While neither will be the first in their respective niches, they offer different takes on each sector that set them apart from their competitors. The funds are: the Global Progressive Transportation Portfolio (NASDAQ: PTRP) and the Global Biotech Portfolio (Nasdaq: PBTQ).
New Transportation ETF
PTRP enters as a direct competitor to the iShares Dow Jones Transportation Average Index (NYSEArca: IYT). It will also no doubt grab some attention from investors interested in the recently opened Claymore Securities Claymore/Delta Global Shipping ETF (NYSEArca: SEA).
But PTRP has an energy twist. The PowerShares transportation ETF is based on the Nasdaq OMX Wilder Global Efficient Transportation Index. It's targeting, among other emerging technologies, the makers of lithium batteries and fuel cell technology. The index also includes companies such as scooter maker Vespa and bicycle manufacturer Shimano, as well as companies in the public transportation area.

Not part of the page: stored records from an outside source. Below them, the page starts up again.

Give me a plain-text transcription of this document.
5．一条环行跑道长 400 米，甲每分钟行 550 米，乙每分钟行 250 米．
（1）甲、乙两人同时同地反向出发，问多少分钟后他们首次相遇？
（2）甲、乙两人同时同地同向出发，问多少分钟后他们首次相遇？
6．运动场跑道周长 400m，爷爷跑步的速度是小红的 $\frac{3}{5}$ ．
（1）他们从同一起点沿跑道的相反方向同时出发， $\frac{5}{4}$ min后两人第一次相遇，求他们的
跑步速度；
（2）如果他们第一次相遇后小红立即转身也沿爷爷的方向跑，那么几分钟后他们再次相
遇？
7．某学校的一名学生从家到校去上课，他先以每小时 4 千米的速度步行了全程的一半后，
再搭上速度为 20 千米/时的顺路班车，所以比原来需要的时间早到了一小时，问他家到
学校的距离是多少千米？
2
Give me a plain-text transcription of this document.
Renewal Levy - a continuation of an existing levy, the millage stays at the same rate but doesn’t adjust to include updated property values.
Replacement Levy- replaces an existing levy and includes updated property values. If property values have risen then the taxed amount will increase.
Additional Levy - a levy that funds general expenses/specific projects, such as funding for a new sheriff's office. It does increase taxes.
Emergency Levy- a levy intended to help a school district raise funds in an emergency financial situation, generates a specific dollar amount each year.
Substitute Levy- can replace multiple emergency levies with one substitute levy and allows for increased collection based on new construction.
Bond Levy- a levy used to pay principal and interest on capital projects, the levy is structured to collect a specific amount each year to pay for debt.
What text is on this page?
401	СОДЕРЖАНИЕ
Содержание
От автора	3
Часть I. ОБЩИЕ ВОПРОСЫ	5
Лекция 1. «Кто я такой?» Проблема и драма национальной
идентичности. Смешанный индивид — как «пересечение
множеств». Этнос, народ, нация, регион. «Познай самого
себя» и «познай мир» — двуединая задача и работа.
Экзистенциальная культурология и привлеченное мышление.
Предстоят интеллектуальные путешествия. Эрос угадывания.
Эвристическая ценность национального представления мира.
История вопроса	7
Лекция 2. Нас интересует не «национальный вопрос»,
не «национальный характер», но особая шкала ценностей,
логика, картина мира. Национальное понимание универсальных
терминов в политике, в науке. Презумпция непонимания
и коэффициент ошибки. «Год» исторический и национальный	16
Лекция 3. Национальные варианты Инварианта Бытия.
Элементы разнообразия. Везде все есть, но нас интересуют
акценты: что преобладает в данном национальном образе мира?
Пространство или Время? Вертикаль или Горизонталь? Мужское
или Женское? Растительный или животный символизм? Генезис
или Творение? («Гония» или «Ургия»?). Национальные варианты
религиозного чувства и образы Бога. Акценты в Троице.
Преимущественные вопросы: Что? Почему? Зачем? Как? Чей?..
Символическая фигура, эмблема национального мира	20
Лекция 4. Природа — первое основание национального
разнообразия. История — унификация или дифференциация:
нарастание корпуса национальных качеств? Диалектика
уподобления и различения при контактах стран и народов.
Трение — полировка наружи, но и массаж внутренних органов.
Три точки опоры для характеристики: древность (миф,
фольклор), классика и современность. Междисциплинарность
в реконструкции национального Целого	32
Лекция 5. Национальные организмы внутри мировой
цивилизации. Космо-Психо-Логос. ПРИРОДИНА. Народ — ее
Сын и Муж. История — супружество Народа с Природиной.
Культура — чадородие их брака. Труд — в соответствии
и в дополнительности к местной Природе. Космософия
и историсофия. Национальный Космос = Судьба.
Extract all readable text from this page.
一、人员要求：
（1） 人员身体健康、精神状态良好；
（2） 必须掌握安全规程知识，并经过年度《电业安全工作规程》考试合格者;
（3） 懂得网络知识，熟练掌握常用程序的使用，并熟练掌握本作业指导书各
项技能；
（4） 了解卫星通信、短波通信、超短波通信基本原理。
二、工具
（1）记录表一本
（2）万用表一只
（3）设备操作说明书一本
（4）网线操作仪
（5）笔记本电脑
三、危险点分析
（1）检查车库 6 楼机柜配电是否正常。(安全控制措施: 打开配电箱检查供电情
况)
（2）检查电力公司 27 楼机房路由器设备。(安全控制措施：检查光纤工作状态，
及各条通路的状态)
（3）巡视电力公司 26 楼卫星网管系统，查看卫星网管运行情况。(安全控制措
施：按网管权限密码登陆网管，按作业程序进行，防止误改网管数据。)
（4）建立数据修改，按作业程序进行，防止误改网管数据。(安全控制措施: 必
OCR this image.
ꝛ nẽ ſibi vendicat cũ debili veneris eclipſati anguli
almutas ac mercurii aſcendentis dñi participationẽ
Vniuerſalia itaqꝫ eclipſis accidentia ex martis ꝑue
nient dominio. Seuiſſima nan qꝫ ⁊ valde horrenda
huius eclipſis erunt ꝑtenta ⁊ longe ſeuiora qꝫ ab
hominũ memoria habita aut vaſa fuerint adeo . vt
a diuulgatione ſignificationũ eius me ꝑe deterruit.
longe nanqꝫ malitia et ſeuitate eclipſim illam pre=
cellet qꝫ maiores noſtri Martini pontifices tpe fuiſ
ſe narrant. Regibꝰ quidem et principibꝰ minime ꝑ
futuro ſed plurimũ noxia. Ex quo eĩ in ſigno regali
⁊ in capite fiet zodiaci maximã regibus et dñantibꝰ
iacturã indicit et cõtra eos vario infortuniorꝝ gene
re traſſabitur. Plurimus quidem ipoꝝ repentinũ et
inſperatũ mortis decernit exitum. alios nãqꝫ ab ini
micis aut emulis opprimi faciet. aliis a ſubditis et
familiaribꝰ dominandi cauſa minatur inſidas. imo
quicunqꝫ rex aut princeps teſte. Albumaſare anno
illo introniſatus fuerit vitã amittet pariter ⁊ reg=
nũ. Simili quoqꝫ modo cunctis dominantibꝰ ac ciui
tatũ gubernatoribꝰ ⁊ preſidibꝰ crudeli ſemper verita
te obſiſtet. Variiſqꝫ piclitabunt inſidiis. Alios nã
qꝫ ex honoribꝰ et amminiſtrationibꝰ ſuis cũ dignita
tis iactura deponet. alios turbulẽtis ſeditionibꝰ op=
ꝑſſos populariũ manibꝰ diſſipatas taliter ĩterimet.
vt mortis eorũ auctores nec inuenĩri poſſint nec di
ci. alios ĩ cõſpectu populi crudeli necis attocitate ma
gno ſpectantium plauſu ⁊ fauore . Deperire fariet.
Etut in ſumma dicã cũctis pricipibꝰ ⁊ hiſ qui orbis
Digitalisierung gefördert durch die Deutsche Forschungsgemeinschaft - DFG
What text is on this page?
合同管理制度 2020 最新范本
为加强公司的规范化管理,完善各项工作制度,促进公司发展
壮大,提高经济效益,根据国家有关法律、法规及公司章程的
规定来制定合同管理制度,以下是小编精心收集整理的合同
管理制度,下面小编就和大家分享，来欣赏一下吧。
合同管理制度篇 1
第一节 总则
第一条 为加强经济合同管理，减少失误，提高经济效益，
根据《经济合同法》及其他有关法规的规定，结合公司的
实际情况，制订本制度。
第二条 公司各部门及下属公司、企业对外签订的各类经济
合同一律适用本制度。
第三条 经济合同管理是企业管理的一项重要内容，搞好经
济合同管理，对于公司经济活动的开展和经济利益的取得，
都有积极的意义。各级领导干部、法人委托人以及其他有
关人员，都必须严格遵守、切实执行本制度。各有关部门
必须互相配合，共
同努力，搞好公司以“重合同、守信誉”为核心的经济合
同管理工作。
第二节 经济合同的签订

IYT mirrors the Dow Jones Transportation Index, which is concentrated in 21 stocks and in which the trucking, railroad and freight sectors dominate. Its top holdings as of Aug. 31 included: Burlington Northern, Federal Express, Union Pacific, United Parcel Service, Overseas ShipholdingGroup and Norfolk Southern.
Another notable difference between IYT and PTRP is the new ETF's global orientation. PTRP holds approximately 42% of its assets in U.S. stocks. That's the largest country concentration in the fund, with Canada holding the second-greatest country weight (10%), followed by Taiwan (7.8%) and Japan (7.3%).
By contrast, IYT's benchmark is comprised solely of U.S. companies.
In each of the new PowerShares fund's four main sectors—alternative vehicles, rail and subway systems, transportation, innovation and intermodal—PTRP's index has holdings from South America, Europe and Asia along with North America. It is also equal-weighted across the four sectors.
The new Claymore Securities shipping ETF is also global in nature (see related story).
Not to leave any confusion in the minds of investors, however, PTRP is not a clean energy or sustainability play in terms of its competitive positioning in the market, like the three existing PowerShares clean energy funds based on indexes from WilderShares LLC. It is a transportation fund, first and foremost, and that can be clearly seen in the index's second level of holdings, where "old" transportation abounds, including railroad heavyweights CSX and Union Pacific. A notable exception comes in the transportation area where there's an absence of any car manufacturers, even hybrid leaders Toyota and Honda Motor Co.
Rob Wilder, chief executive of index provider WilderShares, says among car manufacturers, Honda would be the most likely to be added to the index first, and there will be room, in general, for the inclusion of the makers of small hybrid cars and plug-in cars.